Prediction of response to anti-EGFR antibodies in metastatic colorectal cancer: looking beyond EGFR inhibition
2013
A commentary on
The evolving role of monoclonal antibodies in colorectal cancer: early presumptions and impact on clinical trial development
by Eng, C. (2010). Oncologist 15, 73–84.
One of the most successfully approach in the treatment of metastatic colorectal cancer (mCRC) is the inhibition of the Epidermal Growth Factor Receptor (EGFR) pathway by antibodies (cetuximab and panitumumab). Notably, randomized trials with anti-EGFR antibodies have shown a significant impact of KRAS [wild type (wt) vs. mutated (mut)] on response and prognosis: the presence of KRAS activating mutations was found to be associated with reduced biological and clinical activity for the treatment (response rate in mut 50%). Thus, the mutational status of KRAS is now a widely accepted criteria for selection of patients who would be most likely to respond to these treatments.

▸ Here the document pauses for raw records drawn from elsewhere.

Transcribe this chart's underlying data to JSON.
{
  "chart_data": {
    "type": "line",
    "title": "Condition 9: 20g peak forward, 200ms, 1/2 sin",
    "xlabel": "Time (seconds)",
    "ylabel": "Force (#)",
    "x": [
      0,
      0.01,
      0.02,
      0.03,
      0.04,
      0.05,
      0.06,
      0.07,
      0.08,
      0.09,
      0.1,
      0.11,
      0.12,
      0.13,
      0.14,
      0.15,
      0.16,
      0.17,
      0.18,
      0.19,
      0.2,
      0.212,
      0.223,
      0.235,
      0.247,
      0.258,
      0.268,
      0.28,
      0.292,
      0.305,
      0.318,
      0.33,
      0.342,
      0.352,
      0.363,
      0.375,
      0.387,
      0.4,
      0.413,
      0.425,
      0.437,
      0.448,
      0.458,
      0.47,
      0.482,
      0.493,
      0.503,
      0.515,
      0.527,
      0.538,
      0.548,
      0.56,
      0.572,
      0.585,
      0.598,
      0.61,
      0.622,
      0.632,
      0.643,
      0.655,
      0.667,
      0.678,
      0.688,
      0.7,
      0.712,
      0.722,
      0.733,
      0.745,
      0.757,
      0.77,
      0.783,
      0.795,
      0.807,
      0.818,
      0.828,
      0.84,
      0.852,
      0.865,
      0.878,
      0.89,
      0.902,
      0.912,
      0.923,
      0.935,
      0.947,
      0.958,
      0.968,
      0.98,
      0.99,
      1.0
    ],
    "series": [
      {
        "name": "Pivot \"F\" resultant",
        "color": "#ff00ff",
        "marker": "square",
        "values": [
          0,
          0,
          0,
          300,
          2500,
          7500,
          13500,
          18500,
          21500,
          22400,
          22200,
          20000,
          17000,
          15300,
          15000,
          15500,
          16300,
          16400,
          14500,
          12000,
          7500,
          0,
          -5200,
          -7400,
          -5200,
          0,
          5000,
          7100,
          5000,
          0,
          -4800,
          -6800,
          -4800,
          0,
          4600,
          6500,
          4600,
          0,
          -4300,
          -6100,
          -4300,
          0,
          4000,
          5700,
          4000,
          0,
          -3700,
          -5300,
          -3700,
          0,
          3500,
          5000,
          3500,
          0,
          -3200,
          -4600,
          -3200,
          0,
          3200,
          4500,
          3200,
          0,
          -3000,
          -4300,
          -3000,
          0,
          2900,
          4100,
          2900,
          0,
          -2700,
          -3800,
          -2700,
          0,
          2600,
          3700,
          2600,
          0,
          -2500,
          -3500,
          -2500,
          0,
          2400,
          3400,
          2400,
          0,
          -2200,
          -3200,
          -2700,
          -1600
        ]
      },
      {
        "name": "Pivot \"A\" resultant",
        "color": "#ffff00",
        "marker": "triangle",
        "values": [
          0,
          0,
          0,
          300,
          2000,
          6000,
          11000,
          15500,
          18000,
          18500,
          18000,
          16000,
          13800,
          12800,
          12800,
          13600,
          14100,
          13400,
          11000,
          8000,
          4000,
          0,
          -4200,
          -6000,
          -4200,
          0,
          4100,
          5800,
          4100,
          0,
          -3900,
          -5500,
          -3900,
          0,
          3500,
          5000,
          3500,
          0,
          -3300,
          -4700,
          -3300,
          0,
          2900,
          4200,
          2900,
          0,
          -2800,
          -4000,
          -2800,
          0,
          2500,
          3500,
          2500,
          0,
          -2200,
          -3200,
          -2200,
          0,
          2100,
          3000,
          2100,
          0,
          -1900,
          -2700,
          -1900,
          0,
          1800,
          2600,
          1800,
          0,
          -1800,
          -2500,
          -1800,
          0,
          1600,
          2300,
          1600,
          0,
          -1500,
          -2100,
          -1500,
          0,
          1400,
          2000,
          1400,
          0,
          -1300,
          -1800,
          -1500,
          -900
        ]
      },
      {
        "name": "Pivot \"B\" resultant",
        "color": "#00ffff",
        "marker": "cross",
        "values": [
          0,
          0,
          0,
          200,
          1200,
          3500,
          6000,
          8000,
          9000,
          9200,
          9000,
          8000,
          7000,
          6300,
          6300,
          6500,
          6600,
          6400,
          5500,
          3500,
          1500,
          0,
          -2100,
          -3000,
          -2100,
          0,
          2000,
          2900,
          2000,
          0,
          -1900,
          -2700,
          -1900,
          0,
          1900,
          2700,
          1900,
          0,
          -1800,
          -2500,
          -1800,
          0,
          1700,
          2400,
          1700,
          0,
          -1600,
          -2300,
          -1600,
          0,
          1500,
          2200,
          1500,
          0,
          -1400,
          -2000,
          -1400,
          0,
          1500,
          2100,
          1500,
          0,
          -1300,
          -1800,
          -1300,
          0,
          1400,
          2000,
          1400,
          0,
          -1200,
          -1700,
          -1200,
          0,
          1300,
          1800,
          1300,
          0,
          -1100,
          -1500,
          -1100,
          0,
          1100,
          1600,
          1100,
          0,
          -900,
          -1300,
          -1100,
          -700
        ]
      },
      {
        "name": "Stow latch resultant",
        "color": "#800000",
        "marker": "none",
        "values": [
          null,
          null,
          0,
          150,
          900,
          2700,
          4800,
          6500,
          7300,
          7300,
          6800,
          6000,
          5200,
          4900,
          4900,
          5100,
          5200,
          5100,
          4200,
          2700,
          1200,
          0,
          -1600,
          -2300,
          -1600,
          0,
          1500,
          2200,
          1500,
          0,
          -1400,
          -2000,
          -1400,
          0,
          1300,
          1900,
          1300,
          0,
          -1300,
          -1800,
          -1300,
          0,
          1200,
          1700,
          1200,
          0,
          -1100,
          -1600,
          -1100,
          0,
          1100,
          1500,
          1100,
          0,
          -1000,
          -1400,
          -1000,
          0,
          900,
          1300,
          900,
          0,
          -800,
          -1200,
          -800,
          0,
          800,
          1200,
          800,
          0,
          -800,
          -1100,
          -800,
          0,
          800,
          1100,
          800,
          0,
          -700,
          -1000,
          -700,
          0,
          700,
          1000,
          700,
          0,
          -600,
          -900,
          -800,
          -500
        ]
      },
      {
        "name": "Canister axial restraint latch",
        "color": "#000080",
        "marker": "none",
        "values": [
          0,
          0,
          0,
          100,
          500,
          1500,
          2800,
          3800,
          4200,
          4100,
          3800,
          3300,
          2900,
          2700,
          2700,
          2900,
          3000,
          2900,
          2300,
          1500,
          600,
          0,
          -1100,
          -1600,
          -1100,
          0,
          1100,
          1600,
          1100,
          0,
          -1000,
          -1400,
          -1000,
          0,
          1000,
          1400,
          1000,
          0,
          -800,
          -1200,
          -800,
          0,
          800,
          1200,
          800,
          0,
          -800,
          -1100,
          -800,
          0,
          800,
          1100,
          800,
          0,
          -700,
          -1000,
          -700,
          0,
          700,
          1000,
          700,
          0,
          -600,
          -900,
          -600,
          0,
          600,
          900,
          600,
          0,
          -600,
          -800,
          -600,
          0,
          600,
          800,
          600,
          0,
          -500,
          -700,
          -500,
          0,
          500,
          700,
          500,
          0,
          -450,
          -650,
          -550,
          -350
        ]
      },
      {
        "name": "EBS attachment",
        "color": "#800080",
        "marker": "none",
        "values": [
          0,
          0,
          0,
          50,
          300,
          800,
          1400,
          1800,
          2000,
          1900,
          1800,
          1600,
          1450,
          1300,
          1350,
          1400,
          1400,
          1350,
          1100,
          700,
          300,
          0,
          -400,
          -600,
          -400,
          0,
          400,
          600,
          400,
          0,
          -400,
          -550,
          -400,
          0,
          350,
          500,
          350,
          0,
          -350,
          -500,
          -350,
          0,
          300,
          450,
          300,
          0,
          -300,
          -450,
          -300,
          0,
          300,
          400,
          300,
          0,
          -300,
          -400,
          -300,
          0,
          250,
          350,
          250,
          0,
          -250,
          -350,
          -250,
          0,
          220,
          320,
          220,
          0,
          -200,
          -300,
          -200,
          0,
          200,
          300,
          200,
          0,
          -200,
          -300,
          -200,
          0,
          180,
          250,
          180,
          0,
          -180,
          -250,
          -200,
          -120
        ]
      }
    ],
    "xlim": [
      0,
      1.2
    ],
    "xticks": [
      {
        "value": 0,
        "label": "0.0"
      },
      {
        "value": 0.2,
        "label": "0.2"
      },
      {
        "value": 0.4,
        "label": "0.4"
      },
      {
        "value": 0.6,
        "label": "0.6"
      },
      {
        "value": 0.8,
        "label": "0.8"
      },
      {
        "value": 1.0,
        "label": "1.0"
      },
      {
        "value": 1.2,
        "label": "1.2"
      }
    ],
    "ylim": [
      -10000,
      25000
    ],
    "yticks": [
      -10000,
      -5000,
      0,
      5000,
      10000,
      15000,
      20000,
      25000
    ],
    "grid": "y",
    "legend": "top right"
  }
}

In the next future, other genes involved in the EGFR pathway could have a role in the prediction of treatment response (BRAF, PIK3CA, PTEN, etc.) (De Roock et al., 2011).

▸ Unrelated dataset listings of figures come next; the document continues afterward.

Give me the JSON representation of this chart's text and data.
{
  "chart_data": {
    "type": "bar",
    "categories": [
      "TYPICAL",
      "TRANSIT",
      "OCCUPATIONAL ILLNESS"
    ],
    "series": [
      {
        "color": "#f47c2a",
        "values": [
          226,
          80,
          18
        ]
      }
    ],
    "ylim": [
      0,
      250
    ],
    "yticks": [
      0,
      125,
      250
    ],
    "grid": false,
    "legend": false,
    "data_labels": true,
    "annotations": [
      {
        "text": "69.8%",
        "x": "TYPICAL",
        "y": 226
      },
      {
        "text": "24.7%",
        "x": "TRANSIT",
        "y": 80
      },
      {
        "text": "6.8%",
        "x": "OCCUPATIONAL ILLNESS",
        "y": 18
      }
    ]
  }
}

Cetuximab is an IgG1 monoclonal antibody, it binds specifically to the extracellular domain of EGFR inhibiting downstream proliferative, anti-apoptotic and neoangiogenetic signals in kras wt tumors and it has clinical efficacy in mCRC (Eng, 2010). However, one of the accepted anti-tumor mechanism is the antibody-dependent cell-mediated cytotoxicity (ADCC) in which Fc region of the antibody binds to the FcγRs (Fragment c Gamma Receptors) expressed by immune effector cells (Natural Killer cells, macrophages, etc.) (Kohrt et al., 2012). However, the scenario is very complex and the result is not the simple sum of the above phenomena. Very recently, it has been demonstrated that immunologic mechanisms can cooperate (ADCC) but also antagonize with the inhibition of EGFR/kras signal. In fact, CD163+ “tumor-promoting” M2 macrophages which can be abundant in the microenvironment of colorectal carcinomas are activated by cetuximab and in turn they release anti-inflammatory and tumor-promoting mediators, including IL-10 and VEGF (Pander et al., 2011). Furthermore, both ADCC and cetuximab-induced macrophage responses can be more pronounced for FcγRIIIa 158-Val (high-affinity receptor for Fc) carriers (Tsuchiya et al., 2007; Pander et al., 2011). The different abundance and activity of CD163 + M2 macrophages in tumor environment could explain the contrasting results reported in literature on the role of FcγR polymorphisms in mCRC (Zhang et al., 2007; Bibeau et al., 2009).
Very recently, we have demonstrated that homozygous carriers of the 158V allele of the FcγRIIIa show a high response rate and a significantly improved prognosis in kras wt mCRC (Calemma et al., 2012). This was consistent with the hypothesis that variants of human IgG-receptors can influence the extent of ADCC and, thus, response to anti-EGFR therapy. We made, however, the intriguing observation that FcγRIIIa polymorphisms had a prognostic power also in the entire series, including patients with mut kras who did not receive anti-EGFR therapy (data not shown). To confirm this observation, we are extending the analysis of FcγRIIIa polymorphisms to all mCRC patients referring to our center. Our speculation is that ADCC could be triggered by “endogenous” anti-tumor antibodies binding to “high-affinity” Fcγ R and might be capable of mediating a clinically relevant anti-tumor activity. Such antibodies could be present and work also in mutant kras mCRC patients. The hypothesis that “endogenous” rather than “therapeutic” antibodies might trigger such activity is fascinating but difficult to demonstrate and could be responsible of long-term clinical stabilizations after surgery and/or radio and/or chemotherapy that we see in clinical practice. Indirectly, increased rates of antibody-mediated autoimmune diseases in 158V carriers suggest that the polymorphism also plays a relevant role in the binding of endogenous antibodies (Matsumoto et al., 2005).
ADCC could be also responsible of responses to anti-EGFR antibodies seen in KRAS mut tumors. In fact, Ashraf et al. (2012) have demonstrated that higher EGFR expression can predict susceptibility to cetuximab-induced immune killing of CRC cells occurring independently of KRAS/BRAF/PIK3CA mutations (in press on Proc. Natl. Acad. Sci. U.S.A.). Therefore, administration of anti-EGFR antibodies may be considered in CRC tumors with higher target expression and favorable FcγR polymorphisms. However, the context is very complex and other factors can influence the response to anti-tumor antibodies: previous and/or concomitant therapies, HLA expression, cytokines production, immune cell receptors repertoire, etc.
Study of interactions between host and tumors should be urgently improved to optimize the prediction of response to therapeutic antibodies in mCRC.